Autódromo de Interlagos completa 70 anos com segurança e modernidade

Atualidades | 14/05/2010

O principal palco do automobilismo brasileiro completou 70 anos no dia 12/05 com uma grande festa. A administração municipal e a São Paulo Turismo (SPTuris) lançaram o  “Anuário Interlagos 2010 – 70 anos de velocidade”, escrito pelo jornalista Fabio Seixas e editado pela Public Projetos Editoriais. A publicação tem 180 páginas, distribuição gratuita e tiragem de 10 mil exemplares. Também houve o lançamento do “Pé Pesado da Fama”, do Museu do Troféu e das exposições de carros GT3, Stock Car, carros antigos e de caminhões da Fórmula Truck.

Desde 12 de maio de 1940, quando foi inaugurado, o Autódromo de Interlagos se transformou. Virou referência no esporte a motor mundial. Sete décadas se passaram, mas o charme e a modernidade do circuito paulistano nunca estiveram tão evidentes.

Nomes como Emerson Fittipaldi, Jackie Stewart, Carlos Reutemann, Alain Prost, Ayrton Senna, Michael Schumacher e Felipe Massa fizeram história em bólidos de Fórmula 1 sobre as pistas do circuito paulistano. Na Stock Car, veio o maior vencedor do autódromo: Ingo Hoffmann, com 26 triunfos. Além dessas, o circuito já recebeu provas de Fórmula Truck, MotoGP, FIA GT e endurance, como as Mil Milhas Brasileiras, entre tantas outras.

Mas toda essa abrangência de categorias no Autódromo José Carlos Pace (nome oficial do circuito) vem no vácuo da Fórmula 1. A categoria máxima do automobilismo realiza o GP do Brasil de forma ininterrupta no circuito paulistano desde 1990. E assim será até 2015, quando termina o contrato firmado entre a Formula One Management (FOM), a dona dos direitos da F-1, e a Prefeitura de São Paulo.

Na inauguração, o autódromo contava com pista de terra

Foi num 12 de maio de 1940 que a primeira corrida oficial aconteceu em Interlagos.
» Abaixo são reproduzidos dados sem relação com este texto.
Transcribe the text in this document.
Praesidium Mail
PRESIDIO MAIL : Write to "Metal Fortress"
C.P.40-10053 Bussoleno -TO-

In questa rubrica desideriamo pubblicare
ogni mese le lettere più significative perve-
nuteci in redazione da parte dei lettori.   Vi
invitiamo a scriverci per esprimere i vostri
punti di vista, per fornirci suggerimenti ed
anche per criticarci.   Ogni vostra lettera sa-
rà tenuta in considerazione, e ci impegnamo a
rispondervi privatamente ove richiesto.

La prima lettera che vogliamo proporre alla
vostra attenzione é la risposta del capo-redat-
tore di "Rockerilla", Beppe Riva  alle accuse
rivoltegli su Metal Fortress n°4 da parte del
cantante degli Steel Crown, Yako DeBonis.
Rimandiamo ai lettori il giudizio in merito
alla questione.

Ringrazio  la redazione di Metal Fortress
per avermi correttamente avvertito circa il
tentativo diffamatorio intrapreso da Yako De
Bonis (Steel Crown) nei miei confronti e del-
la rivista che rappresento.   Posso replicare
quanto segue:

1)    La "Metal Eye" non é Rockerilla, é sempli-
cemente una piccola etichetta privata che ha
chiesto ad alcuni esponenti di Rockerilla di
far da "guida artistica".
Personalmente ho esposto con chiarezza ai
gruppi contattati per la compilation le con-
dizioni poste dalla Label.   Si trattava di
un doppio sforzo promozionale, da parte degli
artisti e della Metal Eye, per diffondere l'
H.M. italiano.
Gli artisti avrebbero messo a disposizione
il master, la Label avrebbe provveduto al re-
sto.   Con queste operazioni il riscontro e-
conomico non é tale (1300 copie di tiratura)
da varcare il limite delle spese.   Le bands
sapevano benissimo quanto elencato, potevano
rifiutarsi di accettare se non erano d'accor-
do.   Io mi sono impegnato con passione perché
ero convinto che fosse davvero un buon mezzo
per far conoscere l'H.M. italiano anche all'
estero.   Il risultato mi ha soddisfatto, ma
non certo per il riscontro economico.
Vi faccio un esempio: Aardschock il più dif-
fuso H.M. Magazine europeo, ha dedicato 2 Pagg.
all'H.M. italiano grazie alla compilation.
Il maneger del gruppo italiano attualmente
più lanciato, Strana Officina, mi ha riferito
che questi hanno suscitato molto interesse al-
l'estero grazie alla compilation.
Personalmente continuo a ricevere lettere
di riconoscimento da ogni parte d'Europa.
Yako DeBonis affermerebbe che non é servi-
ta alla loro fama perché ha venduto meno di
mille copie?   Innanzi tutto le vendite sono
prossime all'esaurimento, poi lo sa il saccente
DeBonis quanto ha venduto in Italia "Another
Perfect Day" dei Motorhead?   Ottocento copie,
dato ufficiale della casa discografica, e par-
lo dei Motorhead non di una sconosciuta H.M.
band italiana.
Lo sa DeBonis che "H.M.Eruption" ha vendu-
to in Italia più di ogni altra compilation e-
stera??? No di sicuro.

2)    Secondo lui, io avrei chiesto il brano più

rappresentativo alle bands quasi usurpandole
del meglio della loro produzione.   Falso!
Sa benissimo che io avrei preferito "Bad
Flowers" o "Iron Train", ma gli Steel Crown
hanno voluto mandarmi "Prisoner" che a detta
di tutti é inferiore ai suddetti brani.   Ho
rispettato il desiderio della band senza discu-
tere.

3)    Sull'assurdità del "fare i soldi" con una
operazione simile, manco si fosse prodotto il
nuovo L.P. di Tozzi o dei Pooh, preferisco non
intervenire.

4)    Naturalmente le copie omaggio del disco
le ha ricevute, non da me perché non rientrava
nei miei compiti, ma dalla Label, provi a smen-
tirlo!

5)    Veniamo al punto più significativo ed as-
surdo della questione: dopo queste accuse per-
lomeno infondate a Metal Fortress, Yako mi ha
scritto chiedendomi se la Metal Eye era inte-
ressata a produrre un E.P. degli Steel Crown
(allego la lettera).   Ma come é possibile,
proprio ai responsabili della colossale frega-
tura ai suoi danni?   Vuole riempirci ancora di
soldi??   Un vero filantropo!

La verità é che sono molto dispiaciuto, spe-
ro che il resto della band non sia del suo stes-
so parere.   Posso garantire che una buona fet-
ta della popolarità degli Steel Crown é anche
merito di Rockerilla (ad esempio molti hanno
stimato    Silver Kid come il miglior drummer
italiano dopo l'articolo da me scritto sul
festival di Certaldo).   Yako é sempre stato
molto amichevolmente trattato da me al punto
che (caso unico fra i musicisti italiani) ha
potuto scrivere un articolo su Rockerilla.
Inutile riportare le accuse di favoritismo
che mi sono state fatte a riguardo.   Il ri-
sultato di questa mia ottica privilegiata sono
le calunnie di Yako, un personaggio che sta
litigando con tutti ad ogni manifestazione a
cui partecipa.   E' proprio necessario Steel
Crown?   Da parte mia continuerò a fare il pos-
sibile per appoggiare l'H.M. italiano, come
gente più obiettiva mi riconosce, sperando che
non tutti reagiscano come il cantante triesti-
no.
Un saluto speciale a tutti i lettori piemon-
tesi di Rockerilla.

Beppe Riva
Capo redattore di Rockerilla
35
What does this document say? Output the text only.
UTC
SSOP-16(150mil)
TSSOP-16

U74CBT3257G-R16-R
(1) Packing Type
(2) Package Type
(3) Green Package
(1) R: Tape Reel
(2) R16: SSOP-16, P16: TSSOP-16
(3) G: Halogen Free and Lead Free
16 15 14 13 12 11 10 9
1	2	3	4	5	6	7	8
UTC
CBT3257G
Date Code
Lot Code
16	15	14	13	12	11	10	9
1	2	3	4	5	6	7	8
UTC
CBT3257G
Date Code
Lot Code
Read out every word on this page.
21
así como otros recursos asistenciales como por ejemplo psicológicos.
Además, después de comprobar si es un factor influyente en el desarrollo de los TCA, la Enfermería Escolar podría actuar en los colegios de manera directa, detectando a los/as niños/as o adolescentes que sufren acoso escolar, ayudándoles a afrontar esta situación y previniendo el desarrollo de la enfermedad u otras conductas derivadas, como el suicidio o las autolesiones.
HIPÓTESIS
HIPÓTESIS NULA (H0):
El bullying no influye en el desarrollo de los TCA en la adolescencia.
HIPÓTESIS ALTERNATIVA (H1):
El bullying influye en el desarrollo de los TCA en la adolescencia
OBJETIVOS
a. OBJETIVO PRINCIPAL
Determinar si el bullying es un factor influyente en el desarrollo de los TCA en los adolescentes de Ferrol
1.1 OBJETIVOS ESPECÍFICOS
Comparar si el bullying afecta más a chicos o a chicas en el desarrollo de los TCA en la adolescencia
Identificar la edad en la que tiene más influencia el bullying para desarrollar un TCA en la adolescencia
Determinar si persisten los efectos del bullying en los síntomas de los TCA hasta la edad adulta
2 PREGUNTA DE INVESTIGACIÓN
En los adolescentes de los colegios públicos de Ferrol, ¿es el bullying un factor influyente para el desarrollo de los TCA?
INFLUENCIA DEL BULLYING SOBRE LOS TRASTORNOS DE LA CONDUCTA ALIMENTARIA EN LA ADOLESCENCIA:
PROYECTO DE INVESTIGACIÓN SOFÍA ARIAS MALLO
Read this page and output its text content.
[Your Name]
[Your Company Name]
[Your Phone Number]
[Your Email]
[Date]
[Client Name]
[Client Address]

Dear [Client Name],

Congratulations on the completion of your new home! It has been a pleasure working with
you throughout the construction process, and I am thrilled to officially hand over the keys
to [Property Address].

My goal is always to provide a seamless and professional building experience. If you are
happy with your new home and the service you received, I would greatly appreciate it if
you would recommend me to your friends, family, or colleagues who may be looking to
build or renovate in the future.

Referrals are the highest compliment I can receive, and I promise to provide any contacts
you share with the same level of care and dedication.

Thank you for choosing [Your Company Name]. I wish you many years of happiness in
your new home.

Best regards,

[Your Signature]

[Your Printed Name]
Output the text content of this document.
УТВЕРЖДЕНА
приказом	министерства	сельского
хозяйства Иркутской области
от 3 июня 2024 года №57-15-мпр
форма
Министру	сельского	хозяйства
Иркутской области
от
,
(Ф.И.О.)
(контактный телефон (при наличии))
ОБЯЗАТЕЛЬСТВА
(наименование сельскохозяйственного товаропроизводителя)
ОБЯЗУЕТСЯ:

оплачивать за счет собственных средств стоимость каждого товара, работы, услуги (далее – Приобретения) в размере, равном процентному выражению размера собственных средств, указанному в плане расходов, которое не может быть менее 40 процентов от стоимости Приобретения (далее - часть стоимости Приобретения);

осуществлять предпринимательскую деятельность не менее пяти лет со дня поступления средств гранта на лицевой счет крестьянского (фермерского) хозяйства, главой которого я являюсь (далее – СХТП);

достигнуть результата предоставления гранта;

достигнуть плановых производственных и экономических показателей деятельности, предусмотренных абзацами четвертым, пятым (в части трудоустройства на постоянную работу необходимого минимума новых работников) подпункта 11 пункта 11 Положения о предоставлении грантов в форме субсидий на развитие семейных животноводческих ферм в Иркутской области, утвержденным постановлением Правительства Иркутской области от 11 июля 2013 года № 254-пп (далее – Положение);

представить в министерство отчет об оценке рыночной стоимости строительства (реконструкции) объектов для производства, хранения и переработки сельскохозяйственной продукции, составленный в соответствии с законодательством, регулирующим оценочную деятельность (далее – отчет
Era um sonho que o engenheiro britânico Louis Romero Sanson viu ser concretizado após quase 20 anos. Em meados da década de 1920, Sanson planejou a construção de um resort entre as represas Guarapiranga e Billings.

Além de casas, o local também teria centros de lazer e um ginásio esportivo. O plano ia bem até estourar a crise de 1929, nos Estados Unidos, e a revolução de 1932 em São Paulo. Sem dinheiro, o projeto esfriou e só passou a ganhar força no meio da década seguinte. E isso graças ao sucesso que as corridas de automóveis passaram a obter no País (principalmente no Rio de Janeiro e em São Paulo).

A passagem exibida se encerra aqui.